蜘蛛についてのステレオタイプといいますか一般的なイメージが間違ってないのであれば、蜘蛛の子とは生まれ方がえぐい。つまり母さんの背中でぶわーっと卵が孵って、いきなり世界に生まれて植えないように母さんの体を食って大きくなるというものです。

ぼくの身の回りにいる蜘蛛の子たちがそのような生まれ方をしたのかどうかはわからないが、ぼくがそれまで見ていた大人蜘蛛が母さんなんだったとしたら彼女の大きさは手を広げてもようやく1cmを越えるかどうかというものでした。

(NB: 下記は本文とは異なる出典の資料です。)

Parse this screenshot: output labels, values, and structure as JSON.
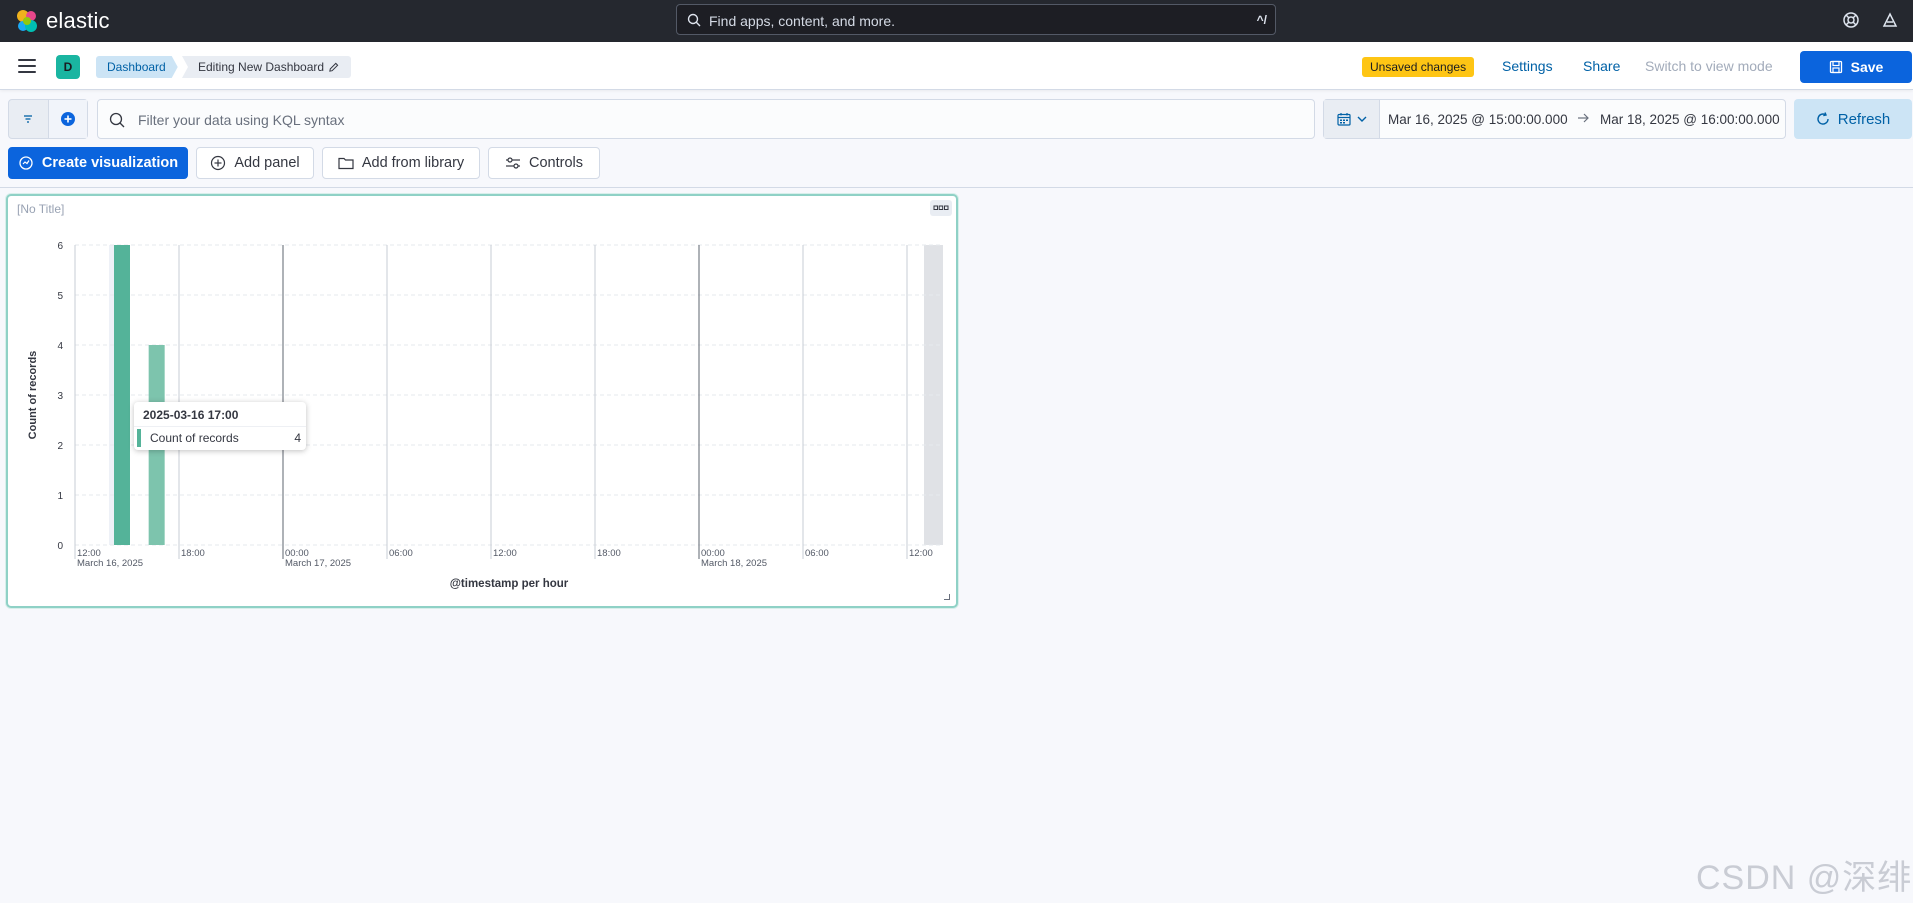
{
  "app": {
    "logo_text": "elastic",
    "search_placeholder": "Find apps, content, and more.",
    "search_shortcut": "^/"
  },
  "header": {
    "space_initial": "D",
    "breadcrumbs": [
      "Dashboard",
      "Editing New Dashboard"
    ],
    "unsaved_badge": "Unsaved changes",
    "settings": "Settings",
    "share": "Share",
    "switch_view": "Switch to view mode",
    "save": "Save"
  },
  "query": {
    "placeholder": "Filter your data using KQL syntax",
    "date_start": "Mar 16, 2025 @ 15:00:00.000",
    "date_end": "Mar 18, 2025 @ 16:00:00.000",
    "refresh": "Refresh"
  },
  "actions": {
    "create_visualization": "Create visualization",
    "add_panel": "Add panel",
    "add_from_library": "Add from library",
    "controls": "Controls"
  },
  "panel": {
    "title": "[No Title]"
  },
  "chart_data": {
    "type": "bar",
    "xlabel": "@timestamp per hour",
    "ylabel": "Count of records",
    "ylim": [
      0,
      6
    ],
    "y_ticks": [
      "0",
      "1",
      "2",
      "3",
      "4",
      "5",
      "6"
    ],
    "x_ticks": [
      {
        "label": "12:00",
        "sub": "March 16, 2025"
      },
      {
        "label": "18:00",
        "sub": ""
      },
      {
        "label": "00:00",
        "sub": "March 17, 2025"
      },
      {
        "label": "06:00",
        "sub": ""
      },
      {
        "label": "12:00",
        "sub": ""
      },
      {
        "label": "18:00",
        "sub": ""
      },
      {
        "label": "00:00",
        "sub": "March 18, 2025"
      },
      {
        "label": "06:00",
        "sub": ""
      },
      {
        "label": "12:00",
        "sub": ""
      }
    ],
    "series": [
      {
        "name": "Count of records",
        "color": "#54b399",
        "points": [
          {
            "x": "2025-03-16 15:00",
            "y": 6
          },
          {
            "x": "2025-03-16 17:00",
            "y": 4
          }
        ]
      }
    ],
    "grid": true,
    "tooltip": {
      "title": "2025-03-16 17:00",
      "label": "Count of records",
      "value": "4"
    }
  },
  "watermark": "CSDN @深绯"
}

最近ぼくが見かける蜘蛛の子たちは大きさにして1mmあるかないか。横幅でいえば確実に1mmはないのだが、その程度の大きさでさえ育つのにそれなりの食べ物を要したのではないだろうか。それが母さんの体という蛋白質だったのだろうか。蜘蛛の母さんは身を挺して自分の子らをある程度の大きさにさせるために身を投げ出すのだとしたら?それがなかったらとても大量の卵があろうと即座に全滅してしまうほどの大きさにしかならないのだとしたら?それは優しさなのではないだろうか。あまりに犠牲の規模が凄まじい優しさである。

斯くして、ぼくの家ではその構図がまんま当てはまったのか―――――大きな蜘蛛を見かけなくなってしまった。その代わりこのことに気づいたから書いているんだけど、天井からゆっくりとかつて大きな蜘蛛が見せたように糸を伝ってぼくの手元に恐ろしく小さな蜘蛛が落ちてくるようになった。

また彼女/彼らは洗面所の水場にも居るようになった。いくらなんでも水流に流れたら一発だと思うので助けてやりたいんだけど、助けたらその生命をやってしまうんじゃないかと思えるほど小さく、水場から離れるように仕向けることしかできない。

想像が正しいのならばたくさん繁殖してくれているんだろうから、何人か生き残ってくれと思う。水場は危険だと学ぶ余地を周囲に残してから逝けただろうか。

他の生き物の蛋白質が意図せずとも残る場所とかが蜘蛛にとって都合がいいのであれば、巨大な生き物がいる場所とは常に彼らの老廃物とともにあるため共生は自然なことであるように思う。細胞が常に入れ替わる生き物は普通に生きているだけでそのへんに細胞なり角質なりを撒き散らしてい、多分蜘蛛はそれぐらい食えるはずですね。

あんま嬉しい人はいないだろうけど、願わくばそのへんの家庭が蜘蛛にとって住みやすい場所であり続けますよう。